Para a sua aprovação, o órgão ambiental estadual desconsiderou também as advertências do engenheiro Antônio Carlos Lambertini, que foi responsável por uma das etapas do alteamento da barragem.

Lambertini renunciou da função em maio de 2015, depois de apontar falhas e imperfeições geotécnicas na barragem. E encaminhou denúncia ao Ministério Público Federal (MPF) e ao Conselho Regional de Engenharia (Crea), ambos no estado de São Paulo, onde reside o engenheiro.

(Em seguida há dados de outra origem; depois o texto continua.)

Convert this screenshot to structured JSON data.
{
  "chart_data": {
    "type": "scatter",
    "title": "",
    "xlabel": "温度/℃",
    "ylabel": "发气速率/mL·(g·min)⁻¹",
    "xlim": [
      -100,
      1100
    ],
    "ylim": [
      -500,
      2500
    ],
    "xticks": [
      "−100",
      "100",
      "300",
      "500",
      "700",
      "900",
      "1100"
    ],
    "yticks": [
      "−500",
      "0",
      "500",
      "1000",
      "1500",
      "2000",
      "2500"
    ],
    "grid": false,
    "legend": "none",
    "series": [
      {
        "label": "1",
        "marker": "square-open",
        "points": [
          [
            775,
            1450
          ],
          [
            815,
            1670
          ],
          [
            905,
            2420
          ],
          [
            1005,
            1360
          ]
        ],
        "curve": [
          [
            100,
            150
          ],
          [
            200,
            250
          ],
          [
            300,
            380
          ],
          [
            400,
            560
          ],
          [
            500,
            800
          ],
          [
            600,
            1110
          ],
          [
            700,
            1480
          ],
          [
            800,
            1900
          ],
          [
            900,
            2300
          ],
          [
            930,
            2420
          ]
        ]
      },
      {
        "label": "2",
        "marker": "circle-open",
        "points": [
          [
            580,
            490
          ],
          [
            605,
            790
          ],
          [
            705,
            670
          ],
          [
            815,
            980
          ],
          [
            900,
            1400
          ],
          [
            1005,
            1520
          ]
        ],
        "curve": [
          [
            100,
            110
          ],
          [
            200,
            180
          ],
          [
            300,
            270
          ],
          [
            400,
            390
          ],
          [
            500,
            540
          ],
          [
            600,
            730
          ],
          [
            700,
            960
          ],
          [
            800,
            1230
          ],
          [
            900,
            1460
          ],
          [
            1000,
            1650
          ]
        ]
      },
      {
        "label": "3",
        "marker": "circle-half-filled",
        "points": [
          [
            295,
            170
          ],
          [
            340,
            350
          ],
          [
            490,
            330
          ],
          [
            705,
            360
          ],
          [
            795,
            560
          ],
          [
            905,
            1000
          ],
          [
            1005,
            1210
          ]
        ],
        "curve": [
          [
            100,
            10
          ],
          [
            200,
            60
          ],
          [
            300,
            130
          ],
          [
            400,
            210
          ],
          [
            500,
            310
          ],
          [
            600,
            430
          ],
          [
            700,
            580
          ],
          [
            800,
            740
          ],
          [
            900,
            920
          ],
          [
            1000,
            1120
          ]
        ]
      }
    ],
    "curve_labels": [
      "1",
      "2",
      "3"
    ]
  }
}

Para saber mais, leia também aqui Consultores analisam situações de risco das barragens no vale do rio de Peixe, em Itabira

Posteriormente à aprovação da licença ambiental, a Aecom apresentou relatório ao Ministério Público com a recomendação para paralisar as obras de alteamento de Itabiruçu. Isso por terem sido constatadas fissuras e rachaduras em sua estrutura, além de falhas geológicas no terreno onde a barragem está localizada.

Alteamento

Tabela com os volumes de rejeitos e água nas diferentes etapas do alteamento de Itabiruçu (Fonte: Supri/Semad)

Caso aconteça a elevação do nível da barragem para a cota 850, como é o projeto da Vale, o alteamento será executado pelo método à jusante, considerado mais seguro.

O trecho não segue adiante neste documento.